Se eu fosse executivo de qualquer empresa, deixaria hoje de gastar fortunas em pesquisas velhas, cansadas, batidas. Que não dizem nada, que não testam nada. Documentos chatos, enormes, que só em ler já se perde um tempo de ouro. Enquanto você está numa reunião decadente dessas, seu concorrente pode estar nascendo.

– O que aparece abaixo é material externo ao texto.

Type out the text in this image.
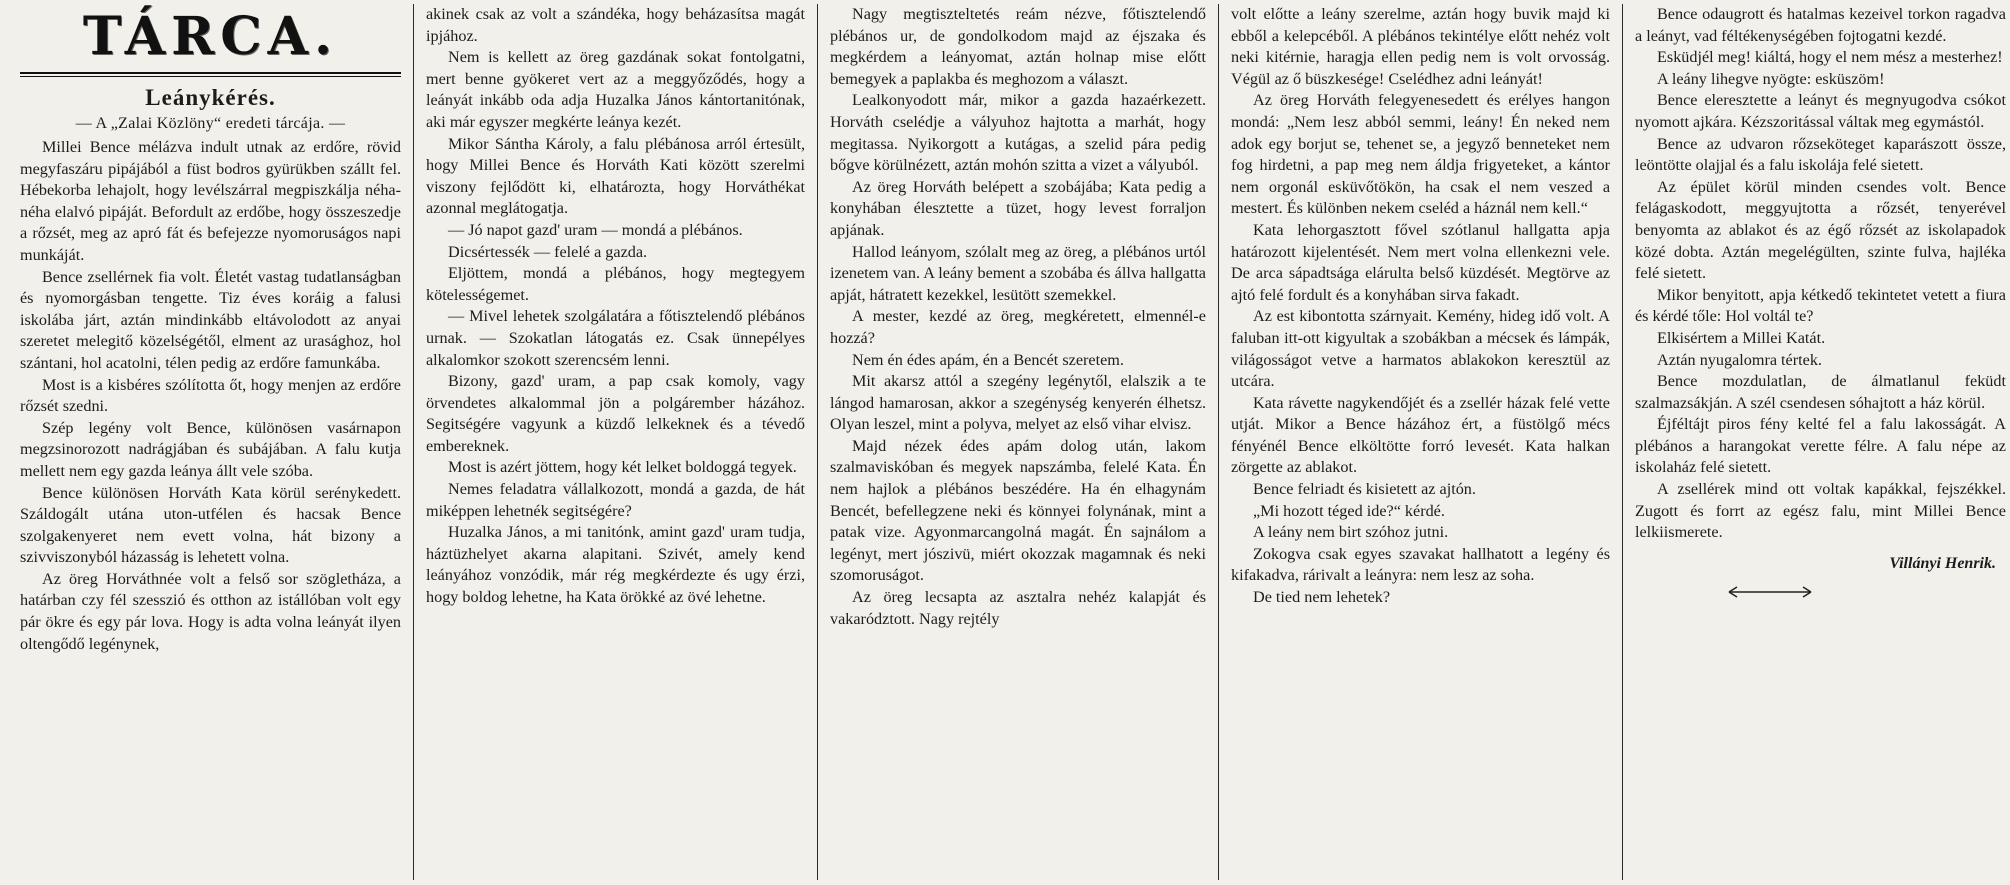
TÁRCA.
Leánykérés.
— A „Zalai Közlöny“ eredeti tárcája. —

Millei Bence mélázva indult utnak az erdőre, rövid megyfaszáru pipájából a füst bodros gyürükben szállt fel. Hébekorba lehajolt, hogy levélszárral megpiszkálja néha-néha elalvó pipáját. Befordult az erdőbe, hogy összeszedje a rőzsét, meg az apró fát és befejezze nyomoruságos napi munkáját.

Bence zsellérnek fia volt. Életét vastag tudatlanságban és nyomorgásban tengette. Tiz éves koráig a falusi iskolába járt, aztán mindinkább eltávolodott az anyai szeretet melegitő közelségétől, elment az urasághoz, hol szántani, hol acatolni, télen pedig az erdőre famunkába.

Most is a kisbéres szólította őt, hogy menjen az erdőre rőzsét szedni.

Szép legény volt Bence, különösen vasárnapon megzsinorozott nadrágjában és subájában. A falu kutja mellett nem egy gazda leánya állt vele szóba.

Bence különösen Horváth Kata körül serénykedett. Száldogált utána uton-utfélen és hacsak Bence szolgakenyeret nem evett volna, hát bizony a szivviszonyból házasság is lehetett volna.

Az öreg Horváthnée volt a felső sor szögletháza, a határban czy fél szesszió és otthon az istállóban volt egy pár ökre és egy pár lova. Hogy is adta volna leányát ilyen oltengődő legénynek,

akinek csak az volt a szándéka, hogy beházasítsa magát ipjához.

Nem is kellett az öreg gazdának sokat fontolgatni, mert benne gyökeret vert az a meggyőződés, hogy a leányát inkább oda adja Huzalka János kántortanitónak, aki már egyszer megkérte leánya kezét.

Mikor Sántha Károly, a falu plébánosa arról értesült, hogy Millei Bence és Horváth Kati között szerelmi viszony fejlődött ki, elhatározta, hogy Horváthékat azonnal meglátogatja.

— Jó napot gazd' uram — mondá a plébános.

Dicsértessék — felelé a gazda.

Eljöttem, mondá a plébános, hogy megtegyem kötelességemet.

— Mivel lehetek szolgálatára a főtisztelendő plébános urnak. — Szokatlan látogatás ez. Csak ünnepélyes alkalomkor szokott szerencsém lenni.

Bizony, gazd' uram, a pap csak komoly, vagy örvendetes alkalommal jön a polgárember házához. Segitségére vagyunk a küzdő lelkeknek és a tévedő embereknek.

Most is azért jöttem, hogy két lelket boldoggá tegyek.

Nemes feladatra vállalkozott, mondá a gazda, de hát miképpen lehetnék segitségére?

Huzalka János, a mi tanitónk, amint gazd' uram tudja, háztüzhelyet akarna alapitani. Szivét, amely kend leányához vonzódik, már rég megkérdezte és ugy érzi, hogy boldog lehetne, ha Kata örökké az övé lehetne.

Nagy megtiszteltetés reám nézve, főtisztelendő plébános ur, de gondolkodom majd az éjszaka és megkérdem a leányomat, aztán holnap mise előtt bemegyek a paplakba és meghozom a választ.

Lealkonyodott már, mikor a gazda hazaérkezett. Horváth cselédje a vályuhoz hajtotta a marhát, hogy megitassa. Nyikorgott a kutágas, a szelid pára pedig bőgve körülnézett, aztán mohón szitta a vizet a vályuból.

Az öreg Horváth belépett a szobájába; Kata pedig a konyhában élesztette a tüzet, hogy levest forraljon apjának.

Hallod leányom, szólalt meg az öreg, a plébános urtól izenetem van. A leány bement a szobába és állva hallgatta apját, hátratett kezekkel, lesütött szemekkel.

A mester, kezdé az öreg, megkéretett, elmennél-e hozzá?

Nem én édes apám, én a Bencét szeretem.

Mit akarsz attól a szegény legénytől, elalszik a te lángod hamarosan, akkor a szegénység kenyerén élhetsz. Olyan leszel, mint a polyva, melyet az első vihar elvisz.

Majd nézek édes apám dolog után, lakom szalmaviskóban és megyek napszámba, felelé Kata. Én nem hajlok a plébános beszédére. Ha én elhagynám Bencét, befellegzene neki és könnyei folynának, mint a patak vize. Agyonmarcangolná magát. Én sajnálom a legényt, mert jószivü, miért okozzak magamnak és neki szomoruságot.

Az öreg lecsapta az asztalra nehéz kalapját és vakarództott. Nagy rejtély

volt előtte a leány szerelme, aztán hogy buvik majd ki ebből a kelepcéből. A plébános tekintélye előtt nehéz volt neki kitérnie, haragja ellen pedig nem is volt orvosság. Végül az ő büszkesége! Cselédhez adni leányát!

Az öreg Horváth felegyenesedett és erélyes hangon mondá: „Nem lesz abból semmi, leány! Én neked nem adok egy borjut se, tehenet se, a jegyző benneteket nem fog hirdetni, a pap meg nem áldja frigyeteket, a kántor nem orgonál esküvőtökön, ha csak el nem veszed a mestert. És különben nekem cseléd a háznál nem kell.“

Kata lehorgasztott fővel szótlanul hallgatta apja határozott kijelentését. Nem mert volna ellenkezni vele. De arca sápadtsága elárulta belső küzdését. Megtörve az ajtó felé fordult és a konyhában sirva fakadt.

Az est kibontotta szárnyait. Kemény, hideg idő volt. A faluban itt-ott kigyultak a szobákban a mécsek és lámpák, világosságot vetve a harmatos ablakokon keresztül az utcára.

Kata rávette nagykendőjét és a zsellér házak felé vette utját. Mikor a Bence házához ért, a füstölgő mécs fényénél Bence elköltötte forró levesét. Kata halkan zörgette az ablakot.

Bence felriadt és kisietett az ajtón.

„Mi hozott téged ide?“ kérdé.

A leány nem birt szóhoz jutni.

Zokogva csak egyes szavakat hallhatott a legény és kifakadva, rárivalt a leányra: nem lesz az soha.

De tied nem lehetek?

Bence odaugrott és hatalmas kezeivel torkon ragadva a leányt, vad féltékenységében fojtogatni kezdé.

Esküdjél meg! kiáltá, hogy el nem mész a mesterhez!

A leány lihegve nyögte: esküszöm!

Bence eleresztette a leányt és megnyugodva csókot nyomott ajkára. Kézszoritással váltak meg egymástól.

Bence az udvaron rőzseköteget kaparászott össze, leöntötte olajjal és a falu iskolája felé sietett.

Az épület körül minden csendes volt. Bence felágaskodott, meggyujtotta a rőzsét, tenyerével benyomta az ablakot és az égő rőzsét az iskolapadok közé dobta. Aztán megelégülten, szinte fulva, hajléka felé sietett.

Mikor benyitott, apja kétkedő tekintetet vetett a fiura és kérdé tőle: Hol voltál te?

Elkisértem a Millei Katát.

Aztán nyugalomra tértek.

Bence mozdulatlan, de álmatlanul feküdt szalmazsákján. A szél csendesen sóhajtott a ház körül.

Éjféltájt piros fény kelté fel a falu lakosságát. A plébános a harangokat verette félre. A falu népe az iskolaház felé sietett.

A zsellérek mind ott voltak kapákkal, fejszékkel. Zugott és forrt az egész falu, mint Millei Bence lelkiismerete.

Villányi Henrik.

Salvaria essa grana para investir em gente. Ou dar presente para as pessoas ficarem felizes. Mudar o ambiente do escritório arcaico. Comprar comida gostosa (Thanks Google!) Gastaria para abrir novas lojas. Para inovar em serviços. Para um laboratório de cientistas de verdade, com caras de tecnologia. Para criar um departamento para desenhar o futuro ou estudar o futuro. Ou pagar cachê de especialistas fora da curva, de verdade, para inspirar a gente. Trocaria toda grana daquele instituto famosinho para melhora da experiência da marca nos plataformas móveis, no celular. Investiria para desenvolver uma comunidade perto da fábrica. Ou, se não for tão caridoso, para desenvolver sua cadeia de produtores locais, como faz o Whole Foods. Ah, qualquer coisa. De verdade, qualquer coisa. Menos uma punhetação de horas num clique de meia dúzia de pessoas que culminará num desagradável “agradável”. A gente tem que acreditar em alguma coisa. A marca tem que acreditar em alguma coisa. O que sua marca acredita? Não na parede do conselho. Na vida real! Na entrega, na ponta, na hora da verdade.

Por favor. Não gaste mais dinheiro em pesquisas feitas do jeito velho, a não ser que você queira ser um profissional do jeito velho e, provavelmente, deixar sua marca fora do jogo. Provavelmente, afinal, também não tenho certeza de nada. Só quis escrever para eu mesmo lembrar disso nas próximas reuniões desta natureza. Enquanto não estivermos salvos. Ou enquanto estivermos vivos.